Product Placement in the Movies
Clearly the industry had to change and it has done just that. One of the innovations is in product placement. Product placement in movies has been around for a long time. Who could forget the Minis in the original ‘Italian Job’ — a placement that was successfully replayed in the remake. When James Bond switched to a BMW for 1995’s GoldenEye, it was big news. A Chevy Camaro was also a big hit in Transformers in 2007. We are all aware that the .44 Magnum is the ‘most powerful handgun in the world’ thanks to Clint Eastwood’s Dirty Harry. Such placements can have dramatic effects. After appearing in the 2004 comedy, Sideways, which features two friends on an extended wine-tasting tour, sales of the star’s favourite brand of Pinot Noir increased by 150%.
Product Placement on TV
Product placement has long been a feature of TV shows in the US and in 2011 the ban on its use in the UK was lifted by the BBC. This is a neat trick to get around digital recorders skipping advert breaks and has been used with great success. When it’s done well, it seems natural for the characters to be using the products and that can be a strong reinforcement for the brand.
A powerful type of advertising occurs when a trusted or admired personality uses a particular product without being paid to do so. Many car enthusiasts will be familiar with Top Gear, where the presenters get to test out all sorts of motoring exotica between going off on exciting adventures and destroying caravans. Motor-industry execs are rarely, if ever, allowed anywhere near the programme.
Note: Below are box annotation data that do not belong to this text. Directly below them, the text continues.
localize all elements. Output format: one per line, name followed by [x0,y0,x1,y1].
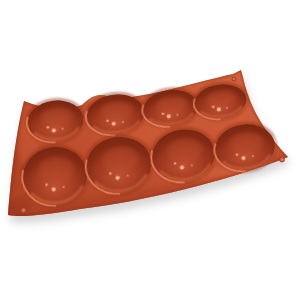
mold-photo-svg [0,0,300,300]
corner-dimple [279,157,284,162]
product-photo [0,0,300,300]
corner-dimple [21,208,27,214]
corner-dimple [232,77,236,81]
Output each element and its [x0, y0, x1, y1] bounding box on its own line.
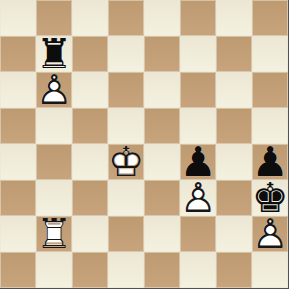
square-d4[interactable]: ♚♔ — [108, 144, 144, 180]
square-a3[interactable] — [0, 180, 36, 216]
square-f7[interactable] — [180, 36, 216, 72]
square-a4[interactable] — [0, 144, 36, 180]
square-a7[interactable] — [0, 36, 36, 72]
square-e3[interactable] — [144, 180, 180, 216]
square-e1[interactable] — [144, 252, 180, 288]
square-g6[interactable] — [216, 72, 252, 108]
square-d2[interactable] — [108, 216, 144, 252]
piece-white-rook[interactable]: ♜♖ — [36, 216, 72, 252]
square-a5[interactable] — [0, 108, 36, 144]
square-g2[interactable] — [216, 216, 252, 252]
square-h1[interactable] — [252, 252, 288, 288]
square-f6[interactable] — [180, 72, 216, 108]
square-a2[interactable] — [0, 216, 36, 252]
square-b1[interactable] — [36, 252, 72, 288]
square-d1[interactable] — [108, 252, 144, 288]
square-h6[interactable] — [252, 72, 288, 108]
square-d8[interactable] — [108, 0, 144, 36]
square-h8[interactable] — [252, 0, 288, 36]
square-e7[interactable] — [144, 36, 180, 72]
piece-white-pawn[interactable]: ♟♙ — [252, 216, 288, 252]
square-e4[interactable] — [144, 144, 180, 180]
square-e6[interactable] — [144, 72, 180, 108]
square-a1[interactable] — [0, 252, 36, 288]
square-c2[interactable] — [72, 216, 108, 252]
square-c8[interactable] — [72, 0, 108, 36]
square-c5[interactable] — [72, 108, 108, 144]
square-d3[interactable] — [108, 180, 144, 216]
square-e8[interactable] — [144, 0, 180, 36]
square-h7[interactable] — [252, 36, 288, 72]
square-g5[interactable] — [216, 108, 252, 144]
square-e5[interactable] — [144, 108, 180, 144]
square-g8[interactable] — [216, 0, 252, 36]
chess-diagram: ♜♟♙♚♔♟♟♟♙♚♜♖♟♙ — [0, 0, 289, 289]
square-f1[interactable] — [180, 252, 216, 288]
square-c1[interactable] — [72, 252, 108, 288]
square-b4[interactable] — [36, 144, 72, 180]
square-f3[interactable]: ♟♙ — [180, 180, 216, 216]
piece-white-king[interactable]: ♚♔ — [108, 144, 144, 180]
square-g1[interactable] — [216, 252, 252, 288]
square-g7[interactable] — [216, 36, 252, 72]
square-d7[interactable] — [108, 36, 144, 72]
square-g3[interactable] — [216, 180, 252, 216]
piece-white-pawn[interactable]: ♟♙ — [180, 180, 216, 216]
square-e2[interactable] — [144, 216, 180, 252]
square-c7[interactable] — [72, 36, 108, 72]
square-g4[interactable] — [216, 144, 252, 180]
square-d6[interactable] — [108, 72, 144, 108]
square-f2[interactable] — [180, 216, 216, 252]
square-a8[interactable] — [0, 0, 36, 36]
square-b5[interactable] — [36, 108, 72, 144]
square-a6[interactable] — [0, 72, 36, 108]
square-c6[interactable] — [72, 72, 108, 108]
square-h2[interactable]: ♟♙ — [252, 216, 288, 252]
square-f8[interactable] — [180, 0, 216, 36]
piece-white-pawn[interactable]: ♟♙ — [36, 72, 72, 108]
square-b2[interactable]: ♜♖ — [36, 216, 72, 252]
square-c4[interactable] — [72, 144, 108, 180]
square-c3[interactable] — [72, 180, 108, 216]
chess-board: ♜♟♙♚♔♟♟♟♙♚♜♖♟♙ — [0, 0, 289, 289]
square-b6[interactable]: ♟♙ — [36, 72, 72, 108]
Product placement is also still banned by the BBC, so we can be sure that reviews of cars featured are unbiased. Wouldn’t it be interesting to find out what Jeremy Clarkson drives when he has to spend his own money? It turns out he has owned a succession of Mercedes AMG sports cars and the cars have also featured extensively on the show. The coverage is excellent news for the company and thanks to Top Gear the AMG has grown in popularity.
Using New Media Platforms
Prestige brands especially need to engage with their market in an intelligent way. One example is to use social-media platforms, personalities and new broadcast channels to reach the desired audience. A good example of this is the YouTube video from Mercedes, where the magician Dynamo and racing driver David Coulthard combine to make an intelligent and entertaining piece, which most would not recognise as advertising. And that may just be the point.